I heard a reporter say to Donald Rumsfeld: ‘Before the war in Iraq, you stated the case very eloquently and you said they would welcome us with open arms.’ And I heard Rumsfeld interrupt him:
‘Never said that. Never did. You may remember it well, but you’re thinking of somebody else. You can’t find, anywhere, me saying anything like either of those two things you just said I said.’
But a little higher we already read,
I heard Donald Rumsfeld say there was ‘no question’ that American troops would be ‘welcomed’: ‘Go back to Afghanistan, the people were in the streets playing music, cheering, flying kites, and doing all the things that the Taliban and al-Qaida would not let them do.’
I heard a reporter ask Donald Rumsfeld: ‘If they did not have WMDs, why did they pose an immediate threat to this country?’ I heard Rumsfeld answer: ‘You and a few other critics are the only people I’ve heard use the phrase “immediate threat”. It’s become a kind of folklore that that’s what happened. If you have any citations, I’d like to see them.’

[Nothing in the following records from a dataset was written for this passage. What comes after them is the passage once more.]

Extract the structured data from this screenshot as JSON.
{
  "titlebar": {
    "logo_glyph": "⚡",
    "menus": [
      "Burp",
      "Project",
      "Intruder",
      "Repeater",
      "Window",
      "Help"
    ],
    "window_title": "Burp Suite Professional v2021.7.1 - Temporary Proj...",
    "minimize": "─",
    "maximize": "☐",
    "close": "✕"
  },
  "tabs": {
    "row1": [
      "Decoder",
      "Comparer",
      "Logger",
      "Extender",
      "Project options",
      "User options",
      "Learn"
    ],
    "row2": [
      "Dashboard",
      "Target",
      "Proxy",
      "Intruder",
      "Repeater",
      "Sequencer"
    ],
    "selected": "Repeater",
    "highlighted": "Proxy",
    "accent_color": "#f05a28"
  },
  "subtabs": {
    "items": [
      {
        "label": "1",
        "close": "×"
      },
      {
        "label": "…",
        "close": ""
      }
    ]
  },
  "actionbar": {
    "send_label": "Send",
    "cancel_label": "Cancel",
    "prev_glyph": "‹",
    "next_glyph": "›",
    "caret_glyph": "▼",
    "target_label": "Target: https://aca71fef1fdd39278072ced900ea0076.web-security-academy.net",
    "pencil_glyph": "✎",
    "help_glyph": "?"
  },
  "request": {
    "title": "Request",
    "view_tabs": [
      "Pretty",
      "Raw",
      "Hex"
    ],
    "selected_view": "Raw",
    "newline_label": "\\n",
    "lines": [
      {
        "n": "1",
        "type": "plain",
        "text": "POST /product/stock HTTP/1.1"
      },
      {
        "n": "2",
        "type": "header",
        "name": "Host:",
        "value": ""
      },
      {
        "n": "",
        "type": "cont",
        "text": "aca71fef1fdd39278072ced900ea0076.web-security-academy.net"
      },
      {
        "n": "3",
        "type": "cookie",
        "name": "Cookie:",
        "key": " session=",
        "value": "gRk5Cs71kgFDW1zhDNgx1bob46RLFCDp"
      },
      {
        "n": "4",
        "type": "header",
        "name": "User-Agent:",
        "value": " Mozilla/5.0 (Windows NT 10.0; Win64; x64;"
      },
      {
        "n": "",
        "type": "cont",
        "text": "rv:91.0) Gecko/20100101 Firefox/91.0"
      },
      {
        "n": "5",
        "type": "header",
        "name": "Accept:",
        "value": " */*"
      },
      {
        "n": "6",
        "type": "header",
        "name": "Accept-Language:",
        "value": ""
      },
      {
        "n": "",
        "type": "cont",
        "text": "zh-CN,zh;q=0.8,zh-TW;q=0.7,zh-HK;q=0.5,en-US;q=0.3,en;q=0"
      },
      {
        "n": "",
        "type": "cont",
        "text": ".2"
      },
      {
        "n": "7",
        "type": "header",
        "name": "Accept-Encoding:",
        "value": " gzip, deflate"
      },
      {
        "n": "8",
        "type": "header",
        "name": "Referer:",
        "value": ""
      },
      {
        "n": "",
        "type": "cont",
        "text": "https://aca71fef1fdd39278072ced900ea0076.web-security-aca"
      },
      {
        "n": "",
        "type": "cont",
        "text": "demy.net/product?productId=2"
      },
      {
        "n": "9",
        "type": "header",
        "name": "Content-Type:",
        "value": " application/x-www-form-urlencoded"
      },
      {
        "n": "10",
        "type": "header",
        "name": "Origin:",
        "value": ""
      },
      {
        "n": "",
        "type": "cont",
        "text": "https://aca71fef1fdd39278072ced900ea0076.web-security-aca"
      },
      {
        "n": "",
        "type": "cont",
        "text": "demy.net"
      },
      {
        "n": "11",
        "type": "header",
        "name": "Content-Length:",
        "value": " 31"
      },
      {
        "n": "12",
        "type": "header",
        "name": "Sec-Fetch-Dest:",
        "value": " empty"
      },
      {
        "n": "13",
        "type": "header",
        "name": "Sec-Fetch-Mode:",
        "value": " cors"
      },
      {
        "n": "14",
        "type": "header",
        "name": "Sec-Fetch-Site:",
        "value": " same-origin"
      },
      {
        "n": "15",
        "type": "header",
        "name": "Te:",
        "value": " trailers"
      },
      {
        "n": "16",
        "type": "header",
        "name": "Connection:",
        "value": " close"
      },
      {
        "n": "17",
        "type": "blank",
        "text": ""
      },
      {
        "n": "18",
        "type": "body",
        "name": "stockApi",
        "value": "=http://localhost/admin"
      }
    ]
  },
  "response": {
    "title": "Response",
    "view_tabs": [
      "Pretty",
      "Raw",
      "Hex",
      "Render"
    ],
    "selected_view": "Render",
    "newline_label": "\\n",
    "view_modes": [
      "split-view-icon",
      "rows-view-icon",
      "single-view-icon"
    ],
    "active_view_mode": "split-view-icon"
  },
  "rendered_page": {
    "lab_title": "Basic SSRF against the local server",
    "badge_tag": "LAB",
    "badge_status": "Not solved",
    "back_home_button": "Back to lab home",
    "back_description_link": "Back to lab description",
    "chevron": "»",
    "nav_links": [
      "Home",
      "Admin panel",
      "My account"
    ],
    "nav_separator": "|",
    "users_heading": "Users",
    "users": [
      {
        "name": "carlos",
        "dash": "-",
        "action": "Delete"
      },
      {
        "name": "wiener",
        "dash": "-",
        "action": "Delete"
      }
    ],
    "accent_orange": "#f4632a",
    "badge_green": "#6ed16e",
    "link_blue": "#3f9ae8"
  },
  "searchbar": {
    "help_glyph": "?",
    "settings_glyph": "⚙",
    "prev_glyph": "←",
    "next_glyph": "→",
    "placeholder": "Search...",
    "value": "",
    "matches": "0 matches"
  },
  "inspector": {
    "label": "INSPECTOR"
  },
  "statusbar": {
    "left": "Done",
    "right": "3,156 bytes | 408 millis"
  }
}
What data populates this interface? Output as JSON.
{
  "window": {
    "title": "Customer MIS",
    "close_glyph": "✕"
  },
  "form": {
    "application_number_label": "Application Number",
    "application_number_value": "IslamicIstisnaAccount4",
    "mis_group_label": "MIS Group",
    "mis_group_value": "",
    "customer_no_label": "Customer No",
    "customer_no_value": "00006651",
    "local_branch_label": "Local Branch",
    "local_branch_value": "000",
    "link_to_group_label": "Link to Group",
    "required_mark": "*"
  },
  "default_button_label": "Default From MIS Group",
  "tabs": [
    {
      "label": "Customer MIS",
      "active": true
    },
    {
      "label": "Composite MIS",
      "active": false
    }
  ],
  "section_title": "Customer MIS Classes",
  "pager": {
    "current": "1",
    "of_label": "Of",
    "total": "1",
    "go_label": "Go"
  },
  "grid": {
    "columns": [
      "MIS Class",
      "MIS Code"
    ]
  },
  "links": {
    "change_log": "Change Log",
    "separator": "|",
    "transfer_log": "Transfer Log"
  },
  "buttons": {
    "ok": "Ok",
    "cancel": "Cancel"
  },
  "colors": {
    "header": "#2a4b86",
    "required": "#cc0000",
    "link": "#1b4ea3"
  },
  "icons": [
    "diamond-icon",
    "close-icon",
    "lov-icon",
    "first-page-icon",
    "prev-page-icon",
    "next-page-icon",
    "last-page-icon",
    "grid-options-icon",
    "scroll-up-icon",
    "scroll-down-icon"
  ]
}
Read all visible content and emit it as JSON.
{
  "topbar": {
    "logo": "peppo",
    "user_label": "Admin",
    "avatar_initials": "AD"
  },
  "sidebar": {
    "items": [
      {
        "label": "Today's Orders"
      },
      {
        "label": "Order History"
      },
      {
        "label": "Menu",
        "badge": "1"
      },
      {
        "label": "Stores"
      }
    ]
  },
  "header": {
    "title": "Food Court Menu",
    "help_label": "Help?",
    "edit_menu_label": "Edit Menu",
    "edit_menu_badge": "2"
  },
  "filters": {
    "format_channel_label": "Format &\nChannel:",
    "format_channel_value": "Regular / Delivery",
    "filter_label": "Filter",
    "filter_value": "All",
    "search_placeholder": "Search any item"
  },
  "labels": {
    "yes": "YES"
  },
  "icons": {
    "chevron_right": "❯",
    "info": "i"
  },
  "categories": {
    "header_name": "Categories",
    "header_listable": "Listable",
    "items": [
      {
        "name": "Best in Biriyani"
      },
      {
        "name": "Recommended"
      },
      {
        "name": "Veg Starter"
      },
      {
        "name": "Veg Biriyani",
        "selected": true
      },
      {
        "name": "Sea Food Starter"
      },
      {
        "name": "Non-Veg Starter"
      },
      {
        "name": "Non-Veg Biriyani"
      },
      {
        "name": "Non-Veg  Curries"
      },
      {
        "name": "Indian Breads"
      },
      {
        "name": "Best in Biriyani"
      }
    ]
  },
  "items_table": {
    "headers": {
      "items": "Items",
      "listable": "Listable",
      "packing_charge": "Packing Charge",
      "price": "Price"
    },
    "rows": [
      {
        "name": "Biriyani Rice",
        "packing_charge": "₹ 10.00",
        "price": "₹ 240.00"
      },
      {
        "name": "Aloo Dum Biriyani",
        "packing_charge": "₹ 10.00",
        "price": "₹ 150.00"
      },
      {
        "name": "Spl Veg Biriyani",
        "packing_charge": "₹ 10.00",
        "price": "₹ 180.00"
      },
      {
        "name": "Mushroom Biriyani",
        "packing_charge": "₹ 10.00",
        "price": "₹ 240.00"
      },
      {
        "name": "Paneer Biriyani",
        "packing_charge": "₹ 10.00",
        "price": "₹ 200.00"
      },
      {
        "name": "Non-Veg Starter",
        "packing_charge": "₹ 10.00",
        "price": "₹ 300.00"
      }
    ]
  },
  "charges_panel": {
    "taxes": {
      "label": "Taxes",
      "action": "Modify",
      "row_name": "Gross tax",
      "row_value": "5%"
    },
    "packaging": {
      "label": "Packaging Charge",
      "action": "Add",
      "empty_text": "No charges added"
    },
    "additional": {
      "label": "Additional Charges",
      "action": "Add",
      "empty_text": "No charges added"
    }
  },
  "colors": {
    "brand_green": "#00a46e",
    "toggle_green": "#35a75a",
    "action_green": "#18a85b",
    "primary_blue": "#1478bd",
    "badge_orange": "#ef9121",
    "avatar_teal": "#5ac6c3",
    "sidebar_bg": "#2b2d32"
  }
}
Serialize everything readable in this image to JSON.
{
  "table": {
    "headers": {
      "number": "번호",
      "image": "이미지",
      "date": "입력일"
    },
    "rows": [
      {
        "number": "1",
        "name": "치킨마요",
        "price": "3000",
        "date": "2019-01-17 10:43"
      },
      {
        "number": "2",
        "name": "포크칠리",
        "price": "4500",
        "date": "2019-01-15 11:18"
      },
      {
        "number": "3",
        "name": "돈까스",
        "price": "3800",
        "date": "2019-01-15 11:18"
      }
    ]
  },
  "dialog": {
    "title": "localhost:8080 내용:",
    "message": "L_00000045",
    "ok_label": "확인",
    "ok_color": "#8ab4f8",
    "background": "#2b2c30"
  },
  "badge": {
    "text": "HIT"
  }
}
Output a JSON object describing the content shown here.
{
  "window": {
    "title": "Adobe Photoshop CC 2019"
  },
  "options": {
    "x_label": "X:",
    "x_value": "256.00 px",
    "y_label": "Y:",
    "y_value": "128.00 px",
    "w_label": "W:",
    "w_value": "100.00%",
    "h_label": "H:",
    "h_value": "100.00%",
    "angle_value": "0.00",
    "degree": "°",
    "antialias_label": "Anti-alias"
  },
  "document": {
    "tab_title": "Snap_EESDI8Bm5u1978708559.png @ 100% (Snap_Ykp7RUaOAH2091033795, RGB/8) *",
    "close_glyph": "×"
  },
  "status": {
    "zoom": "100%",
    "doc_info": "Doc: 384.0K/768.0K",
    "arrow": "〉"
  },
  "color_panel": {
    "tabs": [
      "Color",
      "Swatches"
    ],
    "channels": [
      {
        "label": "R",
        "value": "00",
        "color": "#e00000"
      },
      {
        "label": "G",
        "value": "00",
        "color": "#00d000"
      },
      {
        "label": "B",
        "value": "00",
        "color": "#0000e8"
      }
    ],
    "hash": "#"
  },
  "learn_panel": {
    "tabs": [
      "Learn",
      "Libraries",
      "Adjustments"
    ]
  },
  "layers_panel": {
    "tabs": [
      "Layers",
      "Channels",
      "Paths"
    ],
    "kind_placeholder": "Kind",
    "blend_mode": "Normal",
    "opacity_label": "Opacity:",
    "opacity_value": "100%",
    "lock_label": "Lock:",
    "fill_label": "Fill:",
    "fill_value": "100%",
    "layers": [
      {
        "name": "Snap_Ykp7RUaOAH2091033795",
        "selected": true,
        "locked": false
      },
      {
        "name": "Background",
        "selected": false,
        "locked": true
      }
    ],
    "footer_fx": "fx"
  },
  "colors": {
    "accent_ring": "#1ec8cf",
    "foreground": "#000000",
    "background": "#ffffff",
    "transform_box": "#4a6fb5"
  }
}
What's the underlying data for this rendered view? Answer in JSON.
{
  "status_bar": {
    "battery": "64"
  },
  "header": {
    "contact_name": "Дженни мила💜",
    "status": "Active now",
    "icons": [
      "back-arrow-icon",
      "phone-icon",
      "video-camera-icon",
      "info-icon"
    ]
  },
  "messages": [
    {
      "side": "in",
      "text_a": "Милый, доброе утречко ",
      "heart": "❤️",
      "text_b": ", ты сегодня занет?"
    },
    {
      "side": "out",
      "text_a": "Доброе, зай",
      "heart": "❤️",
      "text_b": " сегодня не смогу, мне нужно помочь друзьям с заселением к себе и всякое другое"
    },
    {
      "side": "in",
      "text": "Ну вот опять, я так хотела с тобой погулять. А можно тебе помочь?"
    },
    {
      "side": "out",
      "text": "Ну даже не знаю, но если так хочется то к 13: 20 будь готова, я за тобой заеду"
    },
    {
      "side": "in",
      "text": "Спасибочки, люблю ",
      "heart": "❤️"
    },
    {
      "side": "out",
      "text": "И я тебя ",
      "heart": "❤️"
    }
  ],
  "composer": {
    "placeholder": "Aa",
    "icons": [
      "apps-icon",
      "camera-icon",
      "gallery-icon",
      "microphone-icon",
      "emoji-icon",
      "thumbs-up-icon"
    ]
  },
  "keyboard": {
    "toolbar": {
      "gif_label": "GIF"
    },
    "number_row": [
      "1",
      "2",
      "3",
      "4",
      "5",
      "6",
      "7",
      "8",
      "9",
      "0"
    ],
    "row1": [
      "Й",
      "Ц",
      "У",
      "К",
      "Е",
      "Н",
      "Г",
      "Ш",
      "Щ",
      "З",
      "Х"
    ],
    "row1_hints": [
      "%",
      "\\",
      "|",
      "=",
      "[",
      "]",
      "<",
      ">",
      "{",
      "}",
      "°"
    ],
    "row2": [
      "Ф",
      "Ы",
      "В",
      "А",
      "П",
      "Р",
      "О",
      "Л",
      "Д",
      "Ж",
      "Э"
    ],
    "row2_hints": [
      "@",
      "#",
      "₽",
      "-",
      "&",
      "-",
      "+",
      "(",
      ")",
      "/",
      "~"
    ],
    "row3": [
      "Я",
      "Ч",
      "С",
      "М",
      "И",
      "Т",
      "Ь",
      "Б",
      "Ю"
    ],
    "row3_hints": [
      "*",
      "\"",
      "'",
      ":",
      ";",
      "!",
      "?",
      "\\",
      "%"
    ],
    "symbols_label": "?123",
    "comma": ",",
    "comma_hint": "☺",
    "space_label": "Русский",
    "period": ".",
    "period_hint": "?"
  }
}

And I heard the reporter read: ‘No terrorist state poses a greater or more immediate threat to the security of our people.’
Rumsfeld replied: ‘It – my view of – of the situation was that he – he had – we – we believe, the best intelligence that we had and other countries had and that – that we believed and we still do not know – we will know.’
To me, that was the high point. Tough-guy Rumsfeld counterpunched and breaking down under the weight of the facts. Truth can be ugly. But use it well and you can make lovely things happen.
5 comments:
i posted this link on my blog with credit to you...maybe my 2 readers will pass the link on as well! thanks again
With you two, plus me and you, that makes five readers for the both of us. Now tell me something -- how do I post a link to you? All this blogger stuff gives me a headache.
*ack* i am the techno doofus..not to mention the fact that i'm MAC based and using Safari in a PC/windows dominated world...all of which means...i dunno...there are some directions on blogger, but they make absolutely no sense to me...all i know is i need to switch my browser to foxfire because that works with blogger stuff better (notice the use of tech terms such as "blogger stuff")
i just copied the link you gave and posted it in an entry on my site
You two crack me up! I found Digging Deeper from Savannah's blog, which I've been reading since she was kind enough to leave a comment on my blog. :-)
I also have links to both your logs on my blog.
To make the link active in a post, just highlight it and click on the little button that shows a link, and put the whole address in there (easier to copy it before clicking on the button). Thats all you do.
I dunno, kid. I read your post 4 or 5 times and most of what you referred to felt like Cantonese. No, it's not coming from you. My mind clams up when I hear even the slightest hint of geek-speak. I'm told it's got something to do with my circumcision.